A lagoa está cheia (Arquivo JRS)

                A saudosa  Dona Josefa, benzedeira do Itaguá, gostava muito de mim. Eu também a adorava. Só que ela dizia que não gostava do “pessoal do sul”.  Era um sentimento com certa carga preconceituosa, mesmo que ingênuo. Afinal, a minha origem é no sul: eu nasci  na Praia do Sapê.
                “Pessoal do sul”, “gente do sul” era todo mundo que nascia desde o Saco da Ribeira até a divisa com o município vizinho (Caraguatatuba). A fama era de gostar de encrenca, de criar intrigas por pouca coisa, de falar muito, de fazer mexericos etc. Assim, muita gente não queria que filho ou filha se casasse com gente do sul. Hoje em dia ninguém imagina que no passado havia essa forma de discriminação.

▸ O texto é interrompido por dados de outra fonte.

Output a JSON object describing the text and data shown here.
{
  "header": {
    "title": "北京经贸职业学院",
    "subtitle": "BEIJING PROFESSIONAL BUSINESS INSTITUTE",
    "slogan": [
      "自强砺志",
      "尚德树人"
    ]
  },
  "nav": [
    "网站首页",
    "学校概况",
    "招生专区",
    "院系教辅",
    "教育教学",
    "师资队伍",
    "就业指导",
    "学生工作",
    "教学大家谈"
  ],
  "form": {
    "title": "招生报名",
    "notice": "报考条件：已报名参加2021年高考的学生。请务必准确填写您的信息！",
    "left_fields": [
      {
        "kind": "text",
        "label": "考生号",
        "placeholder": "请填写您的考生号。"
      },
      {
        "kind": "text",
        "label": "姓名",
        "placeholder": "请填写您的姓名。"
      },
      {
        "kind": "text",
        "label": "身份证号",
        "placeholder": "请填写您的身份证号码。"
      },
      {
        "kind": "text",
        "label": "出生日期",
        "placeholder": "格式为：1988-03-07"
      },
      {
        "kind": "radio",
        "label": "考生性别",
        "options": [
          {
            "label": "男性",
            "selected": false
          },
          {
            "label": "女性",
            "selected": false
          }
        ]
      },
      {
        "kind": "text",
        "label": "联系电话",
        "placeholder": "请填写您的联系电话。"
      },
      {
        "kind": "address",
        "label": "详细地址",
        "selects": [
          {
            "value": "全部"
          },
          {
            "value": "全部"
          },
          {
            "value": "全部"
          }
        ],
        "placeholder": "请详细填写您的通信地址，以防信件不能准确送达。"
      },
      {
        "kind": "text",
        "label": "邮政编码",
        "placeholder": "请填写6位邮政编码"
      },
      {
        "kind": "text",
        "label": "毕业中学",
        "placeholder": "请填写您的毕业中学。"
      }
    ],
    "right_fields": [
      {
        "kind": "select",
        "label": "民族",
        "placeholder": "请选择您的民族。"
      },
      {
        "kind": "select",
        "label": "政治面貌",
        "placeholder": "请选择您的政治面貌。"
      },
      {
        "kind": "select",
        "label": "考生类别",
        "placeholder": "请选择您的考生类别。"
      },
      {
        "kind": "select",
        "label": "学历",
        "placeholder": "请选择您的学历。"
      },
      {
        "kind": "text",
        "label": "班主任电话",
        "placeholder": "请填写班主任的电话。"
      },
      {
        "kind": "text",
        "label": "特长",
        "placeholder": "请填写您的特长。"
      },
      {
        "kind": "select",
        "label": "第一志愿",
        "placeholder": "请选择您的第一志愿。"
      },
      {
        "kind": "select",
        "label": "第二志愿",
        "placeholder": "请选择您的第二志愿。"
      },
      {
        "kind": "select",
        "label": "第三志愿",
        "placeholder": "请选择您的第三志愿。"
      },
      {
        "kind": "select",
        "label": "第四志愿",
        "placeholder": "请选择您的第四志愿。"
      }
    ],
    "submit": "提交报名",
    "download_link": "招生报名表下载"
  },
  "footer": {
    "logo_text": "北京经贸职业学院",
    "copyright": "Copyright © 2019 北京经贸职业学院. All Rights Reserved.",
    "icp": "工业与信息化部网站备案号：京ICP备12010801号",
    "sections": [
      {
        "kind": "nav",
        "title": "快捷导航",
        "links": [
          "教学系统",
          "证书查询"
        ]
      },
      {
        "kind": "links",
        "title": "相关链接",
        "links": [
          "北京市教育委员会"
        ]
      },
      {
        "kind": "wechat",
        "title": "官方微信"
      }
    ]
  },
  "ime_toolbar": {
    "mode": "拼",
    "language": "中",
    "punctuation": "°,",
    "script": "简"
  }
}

A estimada Dona Maria, “gente do sul”, casada com o filho da Dona Josefa, desabafava: “Ela fala da gente do sul, que é isso que é aquilo, mas quem está sempre com ela correndo pra uma coisa e pra outra sou eu que nasci no sul, na Praia Dura”. Na realidade, nós já sabemos que não é só o lugar que faz as pessoas. Esta  introdução é só para estimular mais gente a conhecer o lado sul do nosso município de Ubatuba.
                No último final de semana, juntamente com o Estevan, Régis, Mirtes e Zé Roberto, eu fui até a Praia da Lagoa, cuja lagoa agora está num dos pontos mais altos em seu nível de água. É assim: as ondas fortes fecham com muita areia a saída das águas (“fecha a barra”) dos rios da região, possibilitando a formação de uma linda lagoa de milhares de anos. É onde temos um ambiente inigualável: uma restinga com animais e vegetais com características únicas e um mangue soberbo, onde tantos peixes e ostras se criam. Ah! Nesse meio está a ruína de uma grande fazenda de escravos do século XIX. Só precisa tomar cuidado, prestar bem atenção. Dessa vez, bem aos nossos pés estava uma cobra dormindo tranquilamente. A alerta veio do primo Zé Roberto: “Olha ali, perto daquele mato: é jaracuçu do preto”. Pra quem não sabe, é uma das cobras mais venenosas da nossa mata.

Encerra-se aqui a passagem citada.